Nala’s Baby is marketed as being suitable for babies with eczema issues or sensitive skin, while also being vegan, animal cruelty-free and dermatologically approved.

The product is now stocked in Boots stores around the country and is expanding its reach.

The worlds of rap and babycare products may seem worlds apart, but Krept doesn’t see a problem bridging this divide.

“It’s my reality. I have a kid and I’m a rapper. Just because I rap it doesn’t change the fact of being a father,” he says.

“Anybody who has a kid, we go through the same journey of caring and loving a child. We bathe them, feed them, go through the terrible twos. I might be a rapper, this person might be an engineer, doctor or teacher. It’s as genuine to me as it is to them.”

But does it pose a branding issue, when so much of rapping and business is about presentation?

Krept & Konan

The world of the rapper, as played out in endless music videos – including his own – is often one of violence, confrontations with the law and the portrayal of women as disposable objects of desire.

This is very different to the world typically portrayed when advertising baby products, which is one of soft colours, domestic family bliss and doting parents.

“Music is entertainment, it can be like being in a film or acting,” says Krept, after considering the question. “But this is how we grew up: friends dying, ending up in jail, being involved in gangs.

“Those are the cards we were dealt. I have friends still involved in that today, we can’t help our upbringing.”

Krept says his music simply portrays his reality growing up – including the lyrics about women – and it’s by coming from that authentic place in his music that he has created new opportunities for himself – so that he can be defined by something else.

He mentions Jay-Z as an inspiration, going from a life of crime in the New York projects to becoming “one of the greatest rappers and entrepreneurs of his generation”.

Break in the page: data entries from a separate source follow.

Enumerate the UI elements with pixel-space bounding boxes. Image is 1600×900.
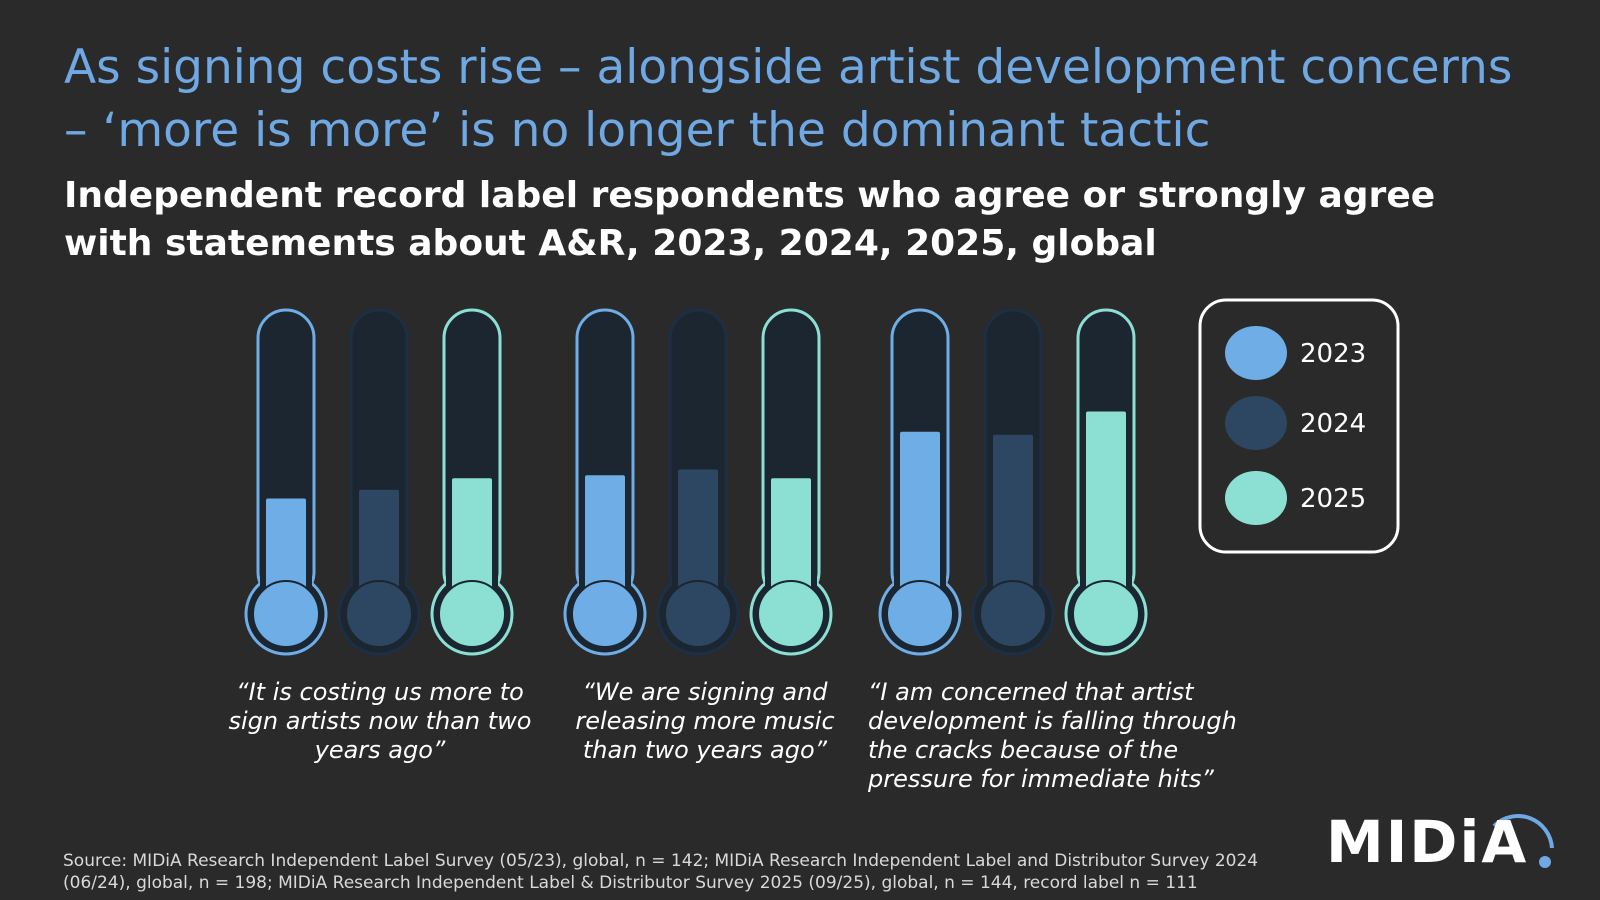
thermometer-2025-3 — [1064, 308, 1148, 656]
thermometer-2025-2 — [749, 308, 833, 656]
midia-logo: MIDiA — [1326, 796, 1556, 876]
thermometer-2025-1 — [430, 308, 514, 656]
category-label-3: “I am concerned that artist development … — [868, 678, 1237, 793]
bar-2023-2 — [585, 475, 625, 614]
page-title: As signing costs rise – alongside artist… — [64, 40, 1513, 158]
category-label-1: “It is costing us more to sign artists n… — [228, 678, 532, 764]
bar-2025-1 — [452, 478, 492, 614]
thermometer-bulb-fill — [252, 580, 320, 648]
legend-label-2024: 2024 — [1300, 409, 1366, 439]
thermometer-bulb-fill — [757, 580, 825, 648]
legend-swatch-2024 — [1225, 396, 1287, 450]
bar-2025-3 — [1086, 411, 1126, 614]
bar-2024-3 — [993, 434, 1033, 614]
thermometer-2024-2 — [656, 308, 740, 656]
legend-label-2025: 2025 — [1300, 484, 1366, 514]
thermometer-bulb-fill — [664, 580, 732, 648]
thermometer-bulb-fill — [1072, 580, 1140, 648]
legend-swatch-2025 — [1225, 471, 1287, 525]
thermometer-bulb-fill — [438, 580, 506, 648]
legend-swatch-2023 — [1225, 326, 1287, 380]
bar-2025-2 — [771, 478, 811, 614]
thermometer-bulb-fill — [571, 580, 639, 648]
thermometer-group — [244, 308, 1148, 656]
bar-2024-2 — [678, 469, 718, 614]
bar-2023-3 — [900, 431, 940, 614]
page-subtitle: Independent record label respondents who… — [64, 175, 1436, 264]
thermometer-2023-2 — [563, 308, 647, 656]
thermometer-bulb-fill — [979, 580, 1047, 648]
legend: 2023 2024 2025 — [1198, 298, 1400, 554]
category-label-2: “We are signing and releasing more music… — [575, 678, 835, 764]
thermometer-2023-1 — [244, 308, 328, 656]
logo-arc-icon — [1492, 814, 1554, 868]
source-note: Source: MIDiA Research Independent Label… — [63, 851, 1259, 893]
thermometer-2024-3 — [971, 308, 1055, 656]
thermometer-2024-1 — [337, 308, 421, 656]
legend-label-2023: 2023 — [1300, 339, 1366, 369]
legend-frame — [1198, 298, 1400, 554]
thermometer-bulb-fill — [886, 580, 954, 648]
thermometer-bulb-fill — [345, 580, 413, 648]
thermometer-2023-3 — [878, 308, 962, 656]
logo-text: MIDiA — [1326, 808, 1529, 876]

“Because this is how we grew up,” asks Krept, “does it mean we can’t do great things and grow as people?”

In 2020 Krept & Konan were awarded the British Empire Medal in the Queen’s Birthday Honour’s list, for their contribution to the community in Croydon. It recognised their creation of the Positive Direction Foundation, which creates opportunities for young people through music education.

“If you could get all the time back you wasted from procrastinating, imagine what you could do?” says Krept, unprompted.

“That’s one thing about me, I’ve always been great at time management, so I can do multiple things, I plan my days.

“I think I will end up with multiple businesses, but I will never let anything dilute my music. I dedicate my nights to the music.”